Beyond Scared Straight
In 1978, the United States Supreme Court ruled that George Carlin's standup routine "Filthy Words" was "indecent but not obscene" (they didn't say anything about funny) and upheld the FCC's right to determine that such material could not be broadcast until such hours as the little ones might be safely assumed to be tucked away snug in their beds. That same year, some of the stars of that monologue, who had previously headlined in his "Seven Words You Can Never Say on Television", made their broadcast TV debut in the prime time documentary Scared Straight! There was an especially standout performance by the dreaded f-word.
But instead of being handcuffed and hustled downtown to central booking, the makers of Scared Straight! were garlanded with awards, including the Academy Award for Best Documentary Feature and an Emmy for "Outstanding Individual Achievement–Informational Program and Outstanding Informational Program." The difference was that the documentary had a socially redeeming angle that rendered it culturally respectable, even admirable: it showed baby-faced kids being taunted with obscene language as a means to shock them onto the path of righteousness. It was an irony that Carlin himself might have appreciated, or at least done twenty minutes about.
Produced and directed by Arnold Shapiro, Scared Straight!. which documented a meeting between a group of lifers and a cross-section of teenaged petty offenders at New Jersey's Rahway State Prison, introduced both a phrase and a controversial, much-parodied concept to the culture at large. Anyone who's seen a Hollywood movie about military life knows that the best way to make an ordinary slob off the street straighten up and fly right is to line him up with a bunch of other slobs and holler abuse at him. Scared Straight! applied the concept to urban warriors as a rehabilitation technique aimed at helping troubled kids who hadn't yet become serious menaces to society. The viewer is primed to see the kids as punks who think that it's a hoot to be bad and who might even be looking forward to kicking it with the real men, the ones who are so bad they've had to be locked up. A couple of hours of having their future life as a bitch-ass punk sketched out for them, at top volume and in language that might make David Mamet blush, soon gets them to reordering their priorities.

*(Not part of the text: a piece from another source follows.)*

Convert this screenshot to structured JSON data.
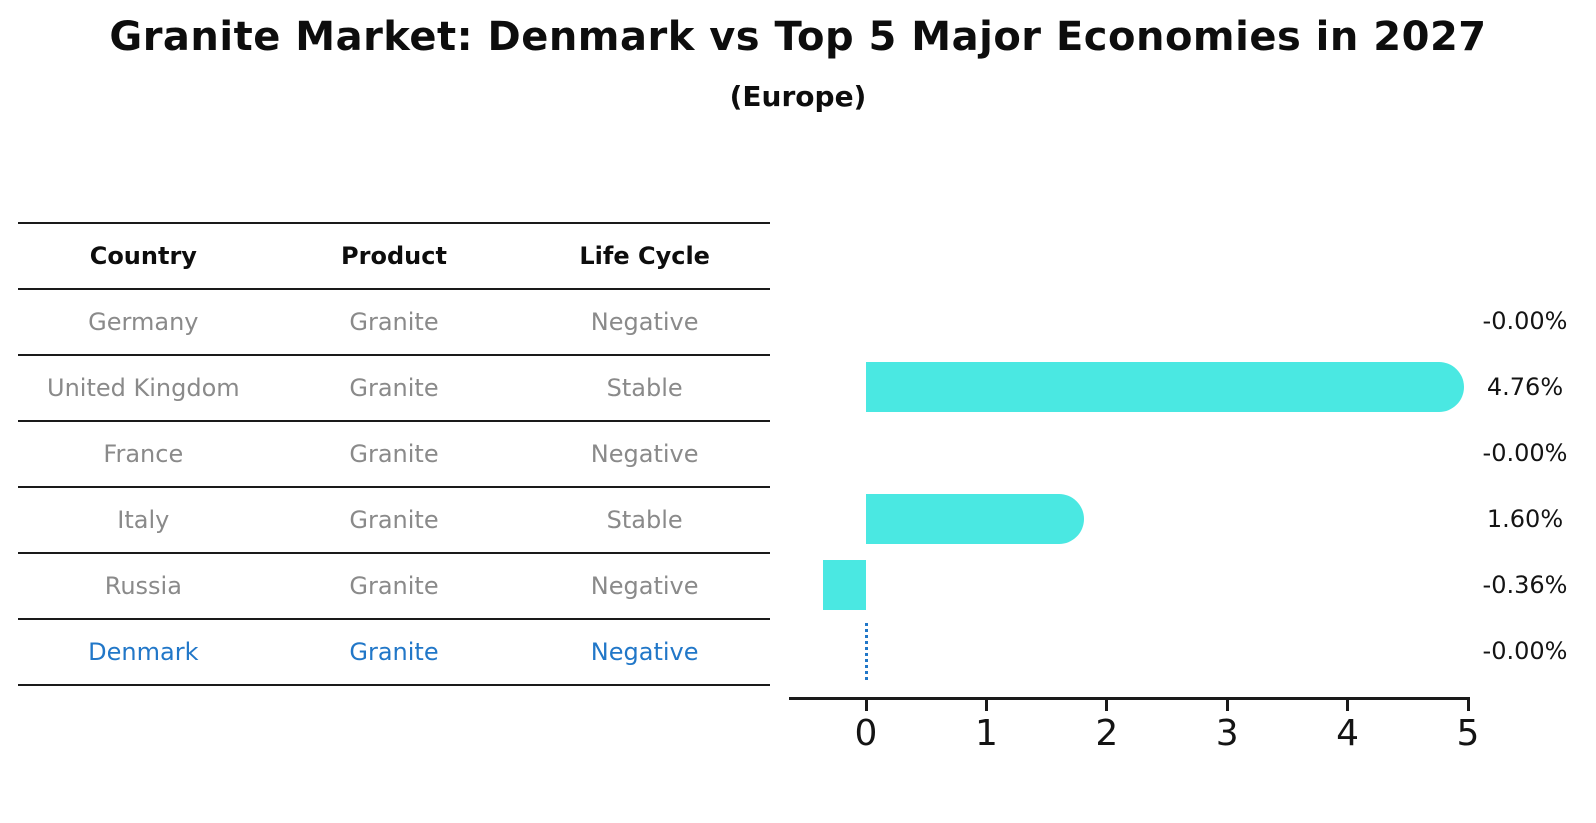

Scared Straight! inspired catching-up sequels in 1987 and 1999, which perhaps makes it America's real answer to England's 7 Up series. Feel free to be just as embarrassed about that as you like. In the meantime, the success of the documentary inspired other states to start their own "Scared Straight" programs. Beyond Scared Straight checks in on four of them, starting with Valley State Prison for Women in Chowchilla, California. The original Scared Straight! was narrated by Peter Falk—a perfect choice, given that the star of Columbo managed to combine the appeal of a gruff but warm authority figure with that of a fifty-year-old Dead End Kid. The most recent of the follow-up shows was hosted by Danny Glover, a man whose responsible-liberal-citizen vibe throbs so hard that he could make you that you were doing your part to make America a better place by watching a double bill of I Drink Your Blood/ I Eat Your Skin.